Après la double rencontre avec des diplomates et ambassadeurs accrédités à Kinshasa d’abord avec le Chef de l'État, Félix Tshisekedi, puis avec la cheffe de la diplomatie congolaise, Thérèse Kayikwamba Wagner, le gouvernement de la République démocratique du Congo semble désormais orienter sa stratégie vers une tournée dans plusieurs capitales des pays francophones. L’objectif est le même : présenter Juliana Lumumba, fille de Patrice Émery Lumumba, diplômée en sciences politiques à Paris et figure de la vie publique en RDC, comme candidate de la République démocratique du Congo au poste de secrétaire générale de l’Organisation internationale de la Francophonie (OIF).
Dans ce cadre et en vue de l’élection prévue lors du Sommet de la Francophonie, qui se tiendra au Cambodge les 15 et 16 novembre 2026, Kinshasa souhaite intensifier sa diplomatie.
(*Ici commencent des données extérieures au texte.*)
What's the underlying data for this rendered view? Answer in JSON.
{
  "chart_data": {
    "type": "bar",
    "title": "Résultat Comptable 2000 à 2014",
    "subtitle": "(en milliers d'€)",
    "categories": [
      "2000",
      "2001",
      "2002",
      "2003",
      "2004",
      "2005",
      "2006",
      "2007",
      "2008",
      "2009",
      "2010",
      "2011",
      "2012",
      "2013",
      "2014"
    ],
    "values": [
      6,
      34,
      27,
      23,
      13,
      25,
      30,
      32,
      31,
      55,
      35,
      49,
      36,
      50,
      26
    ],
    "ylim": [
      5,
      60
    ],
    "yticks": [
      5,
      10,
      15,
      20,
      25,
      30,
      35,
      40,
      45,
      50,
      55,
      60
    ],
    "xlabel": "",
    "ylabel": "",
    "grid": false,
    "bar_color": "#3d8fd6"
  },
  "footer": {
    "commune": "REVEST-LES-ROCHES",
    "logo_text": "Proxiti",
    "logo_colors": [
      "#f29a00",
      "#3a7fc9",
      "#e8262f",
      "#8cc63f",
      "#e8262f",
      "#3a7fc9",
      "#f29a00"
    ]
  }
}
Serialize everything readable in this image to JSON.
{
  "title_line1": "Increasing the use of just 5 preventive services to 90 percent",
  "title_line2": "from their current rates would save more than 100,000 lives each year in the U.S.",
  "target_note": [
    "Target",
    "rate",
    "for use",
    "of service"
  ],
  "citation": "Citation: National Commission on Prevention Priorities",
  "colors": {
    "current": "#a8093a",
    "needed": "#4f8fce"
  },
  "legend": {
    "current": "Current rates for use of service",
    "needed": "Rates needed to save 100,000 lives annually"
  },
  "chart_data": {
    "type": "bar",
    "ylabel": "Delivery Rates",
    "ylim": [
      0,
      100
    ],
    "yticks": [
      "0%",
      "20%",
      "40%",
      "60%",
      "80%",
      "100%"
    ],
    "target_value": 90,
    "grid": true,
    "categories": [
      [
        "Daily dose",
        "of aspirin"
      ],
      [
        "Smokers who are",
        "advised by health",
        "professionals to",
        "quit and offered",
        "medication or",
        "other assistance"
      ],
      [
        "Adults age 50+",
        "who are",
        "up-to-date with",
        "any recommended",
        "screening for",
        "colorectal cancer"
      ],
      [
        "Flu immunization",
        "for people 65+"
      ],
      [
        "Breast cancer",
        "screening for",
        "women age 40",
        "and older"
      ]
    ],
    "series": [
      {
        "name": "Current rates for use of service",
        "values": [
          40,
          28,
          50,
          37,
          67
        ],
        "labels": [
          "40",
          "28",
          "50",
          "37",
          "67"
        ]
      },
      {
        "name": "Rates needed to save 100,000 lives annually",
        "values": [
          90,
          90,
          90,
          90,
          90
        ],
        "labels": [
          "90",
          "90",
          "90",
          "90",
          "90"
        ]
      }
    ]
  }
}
Le Chef de l'État, Félix Tshisekedi, a dépêché ce mardi 31 mars 2026 à Brazzaville une délégation auprès de son homologue Denis Sassou-Nguesso, conduite par Crispin Mbadu, vice-ministre chargé de la Francophonie et de la diaspora congolaise, afin de solliciter le soutien de Brazzaville à cette candidature de la RDC portée par Juliana Lumumba.
"Nos deux pays sont une seule et même famille et dans une famille, il y a un chef de famille qui est notre patriarche commun, qui est notre baobab commun, évidemment avant de commencer cette tournée, il était nécessaire de passer par Brazzaville pour avoir non seulement cette bénédiction mais les conseils, les orientations et solliciter le soutien sans faille de cette candidature"a déclaré le Vice ministre Crispin Mbadu
Présente également dans la délégation congolaise, Juliana Lumumba, fille de l héros national Patrice Émery Lumumba, a dévoilé quelques grandes lignes de sa vision une fois élue à la tête de la plus grande organisation francophone au monde.
"Ce que je prone une Francophonie vivante, une Francophonie unie, une Francophonie plus inclusive, une Francophonie des peuples, non seulement que la Francophonie sorte de la routine internationale qui est tout à fait normal mais nous nous voulons une Francophonie des peuples, nous voulons redynamiser la Francophonie pour qu'elle soit là où elle a été c'est-à-dire une grandeur, une ouverture, aller vers l'autre, aller être unie, être plus solidaire, plus inclusive", a fait savoir Juliana Lumumba.
La République démocratique du Congo avait décidé de présenter sa candidature au poste de secrétaire général de l’Organisation internationale de la Francophonie. Par cette décision, elle s’inscrit dans une logique visant à contrer un éventuel troisième mandat de l’ancienne ministre rwandaise des Affaires étrangères, Louise Mushikiwabo, actuelle secrétaire générale de l’OIF, dont la candidature pour un nouveau mandat a été annoncée par le gouvernement rwandais. Elle devra également faire face à la candidature de la Mauritanienne Dr Coumba Bâ, ministre-conseillère du président Mohamed Ould Cheikh El Ghazouani et envoyée spéciale auprès de l’institution.
Cette nouvelle élection, prévue pour le mois de novembre, s’annonce dans un contexte de tensions croissantes entre la République démocratique du Congo (RDC) et le Rwanda. Kinshasa reproche à Kigali son soutien à la rébellion de l’AFC/M23, qui occupe actuellement de vastes pans du territoire national dans les provinces du Nord-Kivu et du Sud-Kivu. De son côté, Kigali accuse Kinshasa de collaborer avec les FDLR, considérées comme des forces génocidaires et une menace pour sa sécurité. En dépit de la signature des accords de Washington, sous les auspices de l’administration Trump, des tensions persistent.
La Conférence des chefs d’État et de gouvernement des pays ayant le français en partage, communément appelée « Sommet de la Francophonie », est l’instance suprême de la Francophonie. Le Sommet fait partie des trois instances consacrées par la Charte de la Francophonie (article 2), aux côtés de la Conférence ministérielle de la Francophonie (CMF) et du Conseil permanent de la Francophonie (CPF).
Le Sommet se réunit tous les deux ans et est présidé par le chef d’État ou de gouvernement du pays hôte jusqu’au Sommet suivant. Il statue sur l’admission de nouveaux membres de plein droit, de membres associés et de membres observateurs à l’OIF.
Il définit les orientations de la Francophonie dans un cadre stratégique décennal afin d’assurer son rayonnement dans le monde. Le Sommet adopte toute résolution qu’il juge nécessaire au bon fonctionnement de l’organisation et à la réalisation de ses objectifs. Il élit également le ou la secrétaire général(e) de la Francophonie.